2014年07月28日

増尾伸一郎さんが亡くなりました

増尾伸一郎(東京成徳大学人文学部教授)さんが25日に亡くなられた・・・・
どうも本当のことらしいけれど、現実感が全くないのです。増尾さんは、八千代市の東京成徳大学に勤めておられるので、偶然、遭遇することはあったのかも知れませんが、私が古代史に興味を持たなかったらこのようなお付き合いすることにはならなかったことでしょう。不思議なつながりで、今では自然に心を通わせることのできる存在になってくださっていました。博学の方でありながら、私たちに学問の素人に対しても尊大になることなどなくきわめて謙虚に接してくださり、かつ気遣いを怠らない方でした。

『<聖徳太子>の誕生』で聖徳太子不在論を提起された大山誠一氏に出会ったことがきっかけです。この書の誕生に協力されたお一人が増尾さんでした。シルクロードの会という古代史勉強会に「増尾伸一郎」さんを講師に迎えたいと思ったのは、『東アジアの古代文化』106号に掲載された「日本書紀の編纂と天皇号の成立」という論考を読んだからでした。お親しい間柄であることを知っておりましたので大山先生にご紹介の労をとっていただき、勝田台駅前で初めて増尾さんにお会いすることになりました。とにかく気さくなお人柄で、すぐに打ち解けることができました。「先生とは呼ばないで欲しい」と何度もをおっしゃるので、それからご本人に対しては「増尾さん」としか呼びかけていません。

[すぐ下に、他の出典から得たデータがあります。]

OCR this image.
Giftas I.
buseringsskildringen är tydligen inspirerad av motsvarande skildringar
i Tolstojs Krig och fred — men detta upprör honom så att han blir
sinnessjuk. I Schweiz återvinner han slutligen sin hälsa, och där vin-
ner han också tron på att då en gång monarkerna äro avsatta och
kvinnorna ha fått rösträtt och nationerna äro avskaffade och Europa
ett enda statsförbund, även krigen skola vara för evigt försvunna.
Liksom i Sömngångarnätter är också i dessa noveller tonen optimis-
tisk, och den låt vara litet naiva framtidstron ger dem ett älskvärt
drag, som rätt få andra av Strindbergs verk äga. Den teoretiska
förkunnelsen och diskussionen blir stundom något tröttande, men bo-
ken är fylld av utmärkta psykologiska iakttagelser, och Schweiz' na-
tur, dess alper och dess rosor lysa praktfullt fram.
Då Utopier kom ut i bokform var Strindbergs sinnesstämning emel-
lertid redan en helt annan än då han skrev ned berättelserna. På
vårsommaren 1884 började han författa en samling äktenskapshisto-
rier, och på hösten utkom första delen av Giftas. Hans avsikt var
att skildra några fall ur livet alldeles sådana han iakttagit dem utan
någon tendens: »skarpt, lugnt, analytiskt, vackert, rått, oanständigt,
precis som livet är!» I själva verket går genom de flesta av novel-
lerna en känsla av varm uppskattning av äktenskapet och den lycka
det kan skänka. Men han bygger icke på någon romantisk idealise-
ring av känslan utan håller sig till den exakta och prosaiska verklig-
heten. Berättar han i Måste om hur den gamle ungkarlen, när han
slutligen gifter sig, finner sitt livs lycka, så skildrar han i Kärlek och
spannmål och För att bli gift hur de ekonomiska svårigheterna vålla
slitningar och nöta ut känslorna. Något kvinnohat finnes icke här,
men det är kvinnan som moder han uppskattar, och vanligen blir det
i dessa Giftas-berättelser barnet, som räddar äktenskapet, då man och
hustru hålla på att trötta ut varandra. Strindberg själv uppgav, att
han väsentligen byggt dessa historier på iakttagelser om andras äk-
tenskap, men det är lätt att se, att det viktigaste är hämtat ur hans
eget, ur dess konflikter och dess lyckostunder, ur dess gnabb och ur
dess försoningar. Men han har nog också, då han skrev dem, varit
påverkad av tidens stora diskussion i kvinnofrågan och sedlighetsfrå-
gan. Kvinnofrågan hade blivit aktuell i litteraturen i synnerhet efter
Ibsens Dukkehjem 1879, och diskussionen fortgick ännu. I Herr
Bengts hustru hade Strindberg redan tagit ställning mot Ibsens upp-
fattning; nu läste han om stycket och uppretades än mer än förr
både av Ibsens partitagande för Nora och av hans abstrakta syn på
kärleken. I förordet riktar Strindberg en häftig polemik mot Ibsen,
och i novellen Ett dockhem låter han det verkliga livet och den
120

シルクロードの会の講演会は2002年9月13日のこと、「天皇号はいつごろ、どのような思想を背景にして成立したのだろうか。国号「日本」の採用とともに、古代律令国家の形成過程の根幹に関わる問題として、これまで多くの研究が積み重ねられてきた。今回の報告では、津田左右吉「天皇考」(1920年)以来の成果に学びながら、とくに漢字を媒介にした東アジア文化圏の動向を視野におきつつ、その歴史的意義を再考したいと思う。」と講師コメントを書いていただきました。ご承知のように、増尾さんは、ワープロを一切使わない方なのです。いただいたFAX原稿をパソコン入力して、あらためて校正をお願いします。この時に限らないのですが、増尾さんは丁寧に校正してくださいます。(息子の遺稿集の原稿をいただいたこともあります。)

また、この講演では、早稲田大学所蔵の津田左右吉文庫にある自筆の書き入れがある「天皇考」のコピーを資料として配布してくださいました。私達市民向けの講演会では、労をいとわずこうしたサービス精神を発揮してくれます。講演時点での「天皇号」研究をまとめていただきましたが、津田左右吉のすごさを伝えてくれるお話でもありました。当時、「天皇」をテーマに取り上げたことの大変さは感じるとともに、書き直そうとしていたことを知って驚きでした。津田左右吉を論じることでもあったこの講演は、増尾さんの研究姿勢を示しているともれます。

増尾さんにもっともっとこの世での活躍の時間を与えてほしかった。合掌。